GUILLERMO PARRA

October 31, 2009

Kid A

You will not write the honest
version of your life
So, the rain makes concert
after crickets and frogs
Among the double-loops
of time worn through
The arches of what boulevards
disintegrate hereafter
Kid A on the bus speakers
This sunlight, antique
Twenty seconds, a verse
Across the breadth of
what ill images held
My resort to symbolism
The mere sound of this
I walk alone for what
months and days merged
Those same streets
of el centro de Caracas
that Ramos Sucre covered
at night to divert insomnia
In black on benches
or naming the corners
Translating and editing
the subway afternoon
A quick digest of what
flower minds my love
Be such sorrow as only I
know how to feed or draw
These situations exist
beside average forms
Magic dust debriefed
This night makes choral ice

Mérida

Written on air
Infinitely focused
The homeless
traffic controller
Debts inclined
For pressure
To those fine points
The weight or worth
of whose book
A shuffle
Continuously interrupts
The plains flooded
at the delta’s retreat
Mountains emerge
from the fog – angular
A dream-wolf’s yellow
eyes and giant growl
This singer’s fingers
Golden gown of trees
Mist procures the drops
After horses have
suffered what chapters
Whose glance we intuit
This ground moves
in sharp acts
No interruption to find
the correct pause
Every radical change
emits a pulse
The strange machine
scenarios are vital
When the forest grows
it ends on a page

Guillermo_ParraGuillermo Parra lives in Durham, North Carolina where he writes the blog Venepoetics <www. venepoetics.blogspot.com>. He has published Caracas Notebook (Cy Gist Press, 2006) and Phantasmal Repeats (Petrichord Books, 2009). He is currently translating the work of Venezuelan poet Juan Sánchez Peláez (1922-2003) into English. Some of these translations can be read at Fascicle magazine <www.fascicle.com/issue03/poems/pelaez1.htm>.

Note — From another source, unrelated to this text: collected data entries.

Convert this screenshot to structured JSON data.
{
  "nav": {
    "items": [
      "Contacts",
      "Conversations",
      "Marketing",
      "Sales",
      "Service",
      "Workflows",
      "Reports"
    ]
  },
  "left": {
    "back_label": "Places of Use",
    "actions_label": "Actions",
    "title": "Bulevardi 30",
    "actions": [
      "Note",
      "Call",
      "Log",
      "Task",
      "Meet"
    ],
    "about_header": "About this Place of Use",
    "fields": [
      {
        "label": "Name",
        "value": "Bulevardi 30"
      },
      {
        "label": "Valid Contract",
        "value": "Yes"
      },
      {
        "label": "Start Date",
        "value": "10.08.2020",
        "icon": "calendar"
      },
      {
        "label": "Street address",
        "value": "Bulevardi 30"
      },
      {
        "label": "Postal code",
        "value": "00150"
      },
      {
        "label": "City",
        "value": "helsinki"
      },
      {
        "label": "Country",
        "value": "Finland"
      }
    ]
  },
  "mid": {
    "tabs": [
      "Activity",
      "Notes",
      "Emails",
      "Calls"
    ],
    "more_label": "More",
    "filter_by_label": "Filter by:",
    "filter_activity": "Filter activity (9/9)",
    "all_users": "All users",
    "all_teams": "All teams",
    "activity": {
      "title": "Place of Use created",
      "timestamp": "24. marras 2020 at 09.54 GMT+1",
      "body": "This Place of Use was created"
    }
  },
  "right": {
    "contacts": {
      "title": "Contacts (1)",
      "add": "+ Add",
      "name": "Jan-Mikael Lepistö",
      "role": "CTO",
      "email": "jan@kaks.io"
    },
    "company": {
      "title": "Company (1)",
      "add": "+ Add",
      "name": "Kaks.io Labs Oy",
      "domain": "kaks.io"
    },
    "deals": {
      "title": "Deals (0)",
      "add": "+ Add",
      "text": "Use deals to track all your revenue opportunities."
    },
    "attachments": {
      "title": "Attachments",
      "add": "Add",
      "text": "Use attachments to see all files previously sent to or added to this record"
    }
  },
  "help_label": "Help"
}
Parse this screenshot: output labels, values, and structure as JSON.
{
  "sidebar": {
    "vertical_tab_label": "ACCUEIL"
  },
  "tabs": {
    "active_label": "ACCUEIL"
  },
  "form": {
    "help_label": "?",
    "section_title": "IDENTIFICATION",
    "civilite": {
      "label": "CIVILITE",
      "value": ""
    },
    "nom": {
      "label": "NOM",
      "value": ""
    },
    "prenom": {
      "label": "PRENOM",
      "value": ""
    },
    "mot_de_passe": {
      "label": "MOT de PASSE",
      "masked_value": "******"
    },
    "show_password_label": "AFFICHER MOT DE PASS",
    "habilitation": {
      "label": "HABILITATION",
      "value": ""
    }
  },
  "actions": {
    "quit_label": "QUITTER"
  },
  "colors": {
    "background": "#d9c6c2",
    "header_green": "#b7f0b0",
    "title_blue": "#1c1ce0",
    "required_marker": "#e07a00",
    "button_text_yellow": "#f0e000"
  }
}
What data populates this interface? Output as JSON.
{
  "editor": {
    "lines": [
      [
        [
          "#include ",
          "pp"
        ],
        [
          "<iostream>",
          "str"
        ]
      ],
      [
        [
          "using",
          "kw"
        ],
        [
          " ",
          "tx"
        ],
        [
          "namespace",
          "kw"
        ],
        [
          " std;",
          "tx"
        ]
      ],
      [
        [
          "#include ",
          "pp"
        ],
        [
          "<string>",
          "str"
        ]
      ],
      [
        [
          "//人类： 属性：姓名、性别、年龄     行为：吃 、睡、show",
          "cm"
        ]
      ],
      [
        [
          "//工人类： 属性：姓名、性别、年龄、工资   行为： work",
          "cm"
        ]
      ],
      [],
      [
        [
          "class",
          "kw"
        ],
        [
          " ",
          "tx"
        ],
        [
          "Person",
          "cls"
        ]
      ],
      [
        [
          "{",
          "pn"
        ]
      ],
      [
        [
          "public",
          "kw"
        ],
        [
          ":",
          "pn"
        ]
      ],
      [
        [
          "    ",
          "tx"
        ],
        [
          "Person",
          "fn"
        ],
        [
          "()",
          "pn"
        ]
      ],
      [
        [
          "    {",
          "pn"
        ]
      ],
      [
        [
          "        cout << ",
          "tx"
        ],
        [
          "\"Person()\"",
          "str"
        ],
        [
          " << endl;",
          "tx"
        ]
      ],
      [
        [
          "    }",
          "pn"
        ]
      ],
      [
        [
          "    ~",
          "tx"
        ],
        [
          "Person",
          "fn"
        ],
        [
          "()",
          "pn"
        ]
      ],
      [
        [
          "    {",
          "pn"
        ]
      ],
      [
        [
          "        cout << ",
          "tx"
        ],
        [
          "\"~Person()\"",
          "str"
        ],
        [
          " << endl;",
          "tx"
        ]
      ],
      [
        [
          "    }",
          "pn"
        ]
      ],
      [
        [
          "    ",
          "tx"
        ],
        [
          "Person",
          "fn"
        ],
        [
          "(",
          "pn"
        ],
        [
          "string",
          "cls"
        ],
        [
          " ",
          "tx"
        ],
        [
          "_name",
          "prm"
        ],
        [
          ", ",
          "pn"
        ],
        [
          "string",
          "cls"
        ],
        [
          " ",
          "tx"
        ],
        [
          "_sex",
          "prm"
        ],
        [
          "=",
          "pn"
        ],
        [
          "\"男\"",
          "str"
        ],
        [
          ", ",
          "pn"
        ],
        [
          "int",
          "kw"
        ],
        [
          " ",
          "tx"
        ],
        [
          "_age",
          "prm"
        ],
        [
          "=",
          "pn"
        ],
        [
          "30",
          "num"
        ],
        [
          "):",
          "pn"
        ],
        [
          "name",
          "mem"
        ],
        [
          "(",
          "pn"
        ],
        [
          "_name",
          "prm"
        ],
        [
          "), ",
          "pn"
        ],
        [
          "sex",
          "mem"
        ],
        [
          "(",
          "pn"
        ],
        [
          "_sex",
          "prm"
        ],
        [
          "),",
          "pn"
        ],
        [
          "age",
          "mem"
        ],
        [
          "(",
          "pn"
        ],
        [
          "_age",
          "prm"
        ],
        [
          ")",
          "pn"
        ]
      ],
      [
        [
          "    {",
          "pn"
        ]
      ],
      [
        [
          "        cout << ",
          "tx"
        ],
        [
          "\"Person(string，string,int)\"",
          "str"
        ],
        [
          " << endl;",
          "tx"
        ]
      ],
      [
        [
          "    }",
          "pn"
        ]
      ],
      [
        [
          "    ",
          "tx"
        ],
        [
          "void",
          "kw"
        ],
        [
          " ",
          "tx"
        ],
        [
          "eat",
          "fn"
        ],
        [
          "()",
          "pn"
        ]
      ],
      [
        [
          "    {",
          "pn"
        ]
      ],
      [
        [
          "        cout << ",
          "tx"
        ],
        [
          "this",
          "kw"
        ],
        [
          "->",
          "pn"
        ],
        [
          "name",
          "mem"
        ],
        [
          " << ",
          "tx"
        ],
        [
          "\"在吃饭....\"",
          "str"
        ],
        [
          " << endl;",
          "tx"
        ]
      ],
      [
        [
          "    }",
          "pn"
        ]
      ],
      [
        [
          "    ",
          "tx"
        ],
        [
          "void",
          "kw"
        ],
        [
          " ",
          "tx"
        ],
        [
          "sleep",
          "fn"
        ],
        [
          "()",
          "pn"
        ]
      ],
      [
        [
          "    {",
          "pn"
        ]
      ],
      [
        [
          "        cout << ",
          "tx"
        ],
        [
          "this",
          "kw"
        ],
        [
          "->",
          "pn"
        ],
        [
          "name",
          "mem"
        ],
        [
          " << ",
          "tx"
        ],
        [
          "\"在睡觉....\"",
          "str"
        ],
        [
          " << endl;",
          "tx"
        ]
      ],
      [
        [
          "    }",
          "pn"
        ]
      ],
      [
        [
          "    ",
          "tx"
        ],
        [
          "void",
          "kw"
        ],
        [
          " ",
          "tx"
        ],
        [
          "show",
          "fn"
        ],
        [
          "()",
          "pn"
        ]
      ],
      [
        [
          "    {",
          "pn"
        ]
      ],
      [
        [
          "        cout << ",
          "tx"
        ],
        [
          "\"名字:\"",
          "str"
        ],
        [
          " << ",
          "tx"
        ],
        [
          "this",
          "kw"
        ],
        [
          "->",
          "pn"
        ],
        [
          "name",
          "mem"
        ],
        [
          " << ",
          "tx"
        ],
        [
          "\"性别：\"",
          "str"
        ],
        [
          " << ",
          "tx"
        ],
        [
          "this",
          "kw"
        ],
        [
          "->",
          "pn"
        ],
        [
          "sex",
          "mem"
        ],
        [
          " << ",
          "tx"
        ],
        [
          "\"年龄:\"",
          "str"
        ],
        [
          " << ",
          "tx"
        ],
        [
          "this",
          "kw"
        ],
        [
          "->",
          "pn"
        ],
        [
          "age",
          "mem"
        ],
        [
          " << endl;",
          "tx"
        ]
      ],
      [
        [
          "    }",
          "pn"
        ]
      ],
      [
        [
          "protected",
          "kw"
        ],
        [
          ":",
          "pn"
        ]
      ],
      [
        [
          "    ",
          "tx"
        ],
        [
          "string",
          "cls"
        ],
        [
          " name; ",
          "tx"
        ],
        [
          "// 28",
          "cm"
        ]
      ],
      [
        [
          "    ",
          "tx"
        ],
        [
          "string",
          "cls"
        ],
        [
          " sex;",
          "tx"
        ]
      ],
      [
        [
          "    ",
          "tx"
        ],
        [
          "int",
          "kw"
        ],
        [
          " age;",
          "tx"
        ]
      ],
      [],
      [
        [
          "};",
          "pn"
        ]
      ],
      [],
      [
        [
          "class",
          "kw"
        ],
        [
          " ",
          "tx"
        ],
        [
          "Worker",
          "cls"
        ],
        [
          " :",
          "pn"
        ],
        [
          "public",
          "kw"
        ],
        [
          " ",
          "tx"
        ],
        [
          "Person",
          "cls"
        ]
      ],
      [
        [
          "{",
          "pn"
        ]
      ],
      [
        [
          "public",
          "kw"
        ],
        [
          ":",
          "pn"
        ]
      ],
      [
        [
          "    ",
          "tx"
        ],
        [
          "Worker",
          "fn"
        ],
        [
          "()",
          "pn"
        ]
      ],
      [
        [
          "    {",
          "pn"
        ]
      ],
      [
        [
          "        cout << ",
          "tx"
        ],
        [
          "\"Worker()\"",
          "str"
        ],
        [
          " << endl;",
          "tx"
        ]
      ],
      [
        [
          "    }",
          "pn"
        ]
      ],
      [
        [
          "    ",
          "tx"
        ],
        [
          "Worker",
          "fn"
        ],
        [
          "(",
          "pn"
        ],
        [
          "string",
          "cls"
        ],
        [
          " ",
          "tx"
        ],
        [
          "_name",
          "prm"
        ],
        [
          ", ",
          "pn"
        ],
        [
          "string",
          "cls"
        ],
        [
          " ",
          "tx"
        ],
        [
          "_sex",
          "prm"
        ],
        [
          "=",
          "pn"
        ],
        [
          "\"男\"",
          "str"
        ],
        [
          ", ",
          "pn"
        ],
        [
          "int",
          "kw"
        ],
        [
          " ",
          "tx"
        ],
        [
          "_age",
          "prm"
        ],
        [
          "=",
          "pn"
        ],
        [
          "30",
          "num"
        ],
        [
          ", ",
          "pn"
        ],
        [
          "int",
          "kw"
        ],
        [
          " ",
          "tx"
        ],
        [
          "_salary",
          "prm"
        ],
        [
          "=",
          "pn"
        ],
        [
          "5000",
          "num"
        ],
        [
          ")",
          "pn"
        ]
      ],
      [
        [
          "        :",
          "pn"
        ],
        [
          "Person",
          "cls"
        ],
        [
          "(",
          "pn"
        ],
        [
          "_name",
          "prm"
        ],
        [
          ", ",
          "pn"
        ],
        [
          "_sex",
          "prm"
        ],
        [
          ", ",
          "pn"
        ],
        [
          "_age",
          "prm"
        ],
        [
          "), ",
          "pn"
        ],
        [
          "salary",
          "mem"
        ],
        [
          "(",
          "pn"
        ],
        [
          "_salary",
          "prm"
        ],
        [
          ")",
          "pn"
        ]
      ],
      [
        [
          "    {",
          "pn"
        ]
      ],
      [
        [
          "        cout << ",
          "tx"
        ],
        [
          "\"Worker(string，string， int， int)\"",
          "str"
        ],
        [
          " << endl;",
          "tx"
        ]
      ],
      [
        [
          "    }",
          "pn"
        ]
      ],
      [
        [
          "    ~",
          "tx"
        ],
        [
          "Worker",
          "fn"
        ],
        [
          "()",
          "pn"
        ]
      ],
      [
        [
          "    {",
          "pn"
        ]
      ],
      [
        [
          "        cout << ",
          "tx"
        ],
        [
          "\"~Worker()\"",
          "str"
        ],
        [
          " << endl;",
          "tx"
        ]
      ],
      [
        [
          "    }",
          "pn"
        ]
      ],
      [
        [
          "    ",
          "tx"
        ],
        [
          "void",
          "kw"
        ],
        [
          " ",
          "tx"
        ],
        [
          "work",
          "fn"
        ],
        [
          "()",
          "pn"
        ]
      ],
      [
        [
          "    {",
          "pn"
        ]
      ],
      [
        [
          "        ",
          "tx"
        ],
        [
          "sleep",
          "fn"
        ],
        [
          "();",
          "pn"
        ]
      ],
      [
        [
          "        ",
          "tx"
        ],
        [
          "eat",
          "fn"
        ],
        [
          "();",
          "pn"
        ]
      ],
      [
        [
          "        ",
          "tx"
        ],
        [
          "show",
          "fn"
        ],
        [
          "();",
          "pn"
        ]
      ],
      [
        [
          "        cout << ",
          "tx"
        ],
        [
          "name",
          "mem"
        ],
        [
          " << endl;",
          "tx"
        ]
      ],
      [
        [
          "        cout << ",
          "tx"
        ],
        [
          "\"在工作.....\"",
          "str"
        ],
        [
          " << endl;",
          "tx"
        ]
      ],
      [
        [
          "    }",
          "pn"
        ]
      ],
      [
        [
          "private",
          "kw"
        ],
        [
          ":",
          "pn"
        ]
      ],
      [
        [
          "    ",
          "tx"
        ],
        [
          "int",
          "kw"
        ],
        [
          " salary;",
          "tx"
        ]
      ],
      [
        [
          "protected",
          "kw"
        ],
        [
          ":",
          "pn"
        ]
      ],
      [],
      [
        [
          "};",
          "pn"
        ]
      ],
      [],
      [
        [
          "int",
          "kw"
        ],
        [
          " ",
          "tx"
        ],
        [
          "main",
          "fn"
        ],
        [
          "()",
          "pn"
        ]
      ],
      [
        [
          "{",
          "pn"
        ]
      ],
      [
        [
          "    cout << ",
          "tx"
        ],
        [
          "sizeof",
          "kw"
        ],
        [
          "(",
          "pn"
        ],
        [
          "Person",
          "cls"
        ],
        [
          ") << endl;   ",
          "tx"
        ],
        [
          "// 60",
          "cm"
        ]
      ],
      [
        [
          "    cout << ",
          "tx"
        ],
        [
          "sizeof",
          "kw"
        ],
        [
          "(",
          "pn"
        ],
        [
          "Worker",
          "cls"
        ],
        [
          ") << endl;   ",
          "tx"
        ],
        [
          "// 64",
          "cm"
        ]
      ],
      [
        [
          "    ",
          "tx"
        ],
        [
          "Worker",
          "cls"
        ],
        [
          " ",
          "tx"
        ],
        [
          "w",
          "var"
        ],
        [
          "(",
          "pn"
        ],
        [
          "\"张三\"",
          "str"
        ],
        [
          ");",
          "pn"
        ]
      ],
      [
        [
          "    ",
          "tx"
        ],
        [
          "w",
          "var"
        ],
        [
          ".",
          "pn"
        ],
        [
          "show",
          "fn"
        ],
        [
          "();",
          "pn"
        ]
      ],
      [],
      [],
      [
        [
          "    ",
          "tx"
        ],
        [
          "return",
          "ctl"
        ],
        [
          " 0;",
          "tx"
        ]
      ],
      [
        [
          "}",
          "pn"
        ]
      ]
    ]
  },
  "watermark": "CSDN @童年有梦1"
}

2 Responses to “GUILLERMO PARRA”

  1. Kelly Reynolds Says:

    Hmmm? Did you attend college at the University of South Florida? I taught there and remember a gifted poet and brilliant student of literature named Guillermo Parra. In the 1990’s we conducted a busy correspondence. –Kelly Reynolds, formerly of the English Dept., USF


  2. Kelly! I’ve been trying to track you down for a couple years now. Write me an e-mail (my address is at my blog), I’d love to talk w/ you.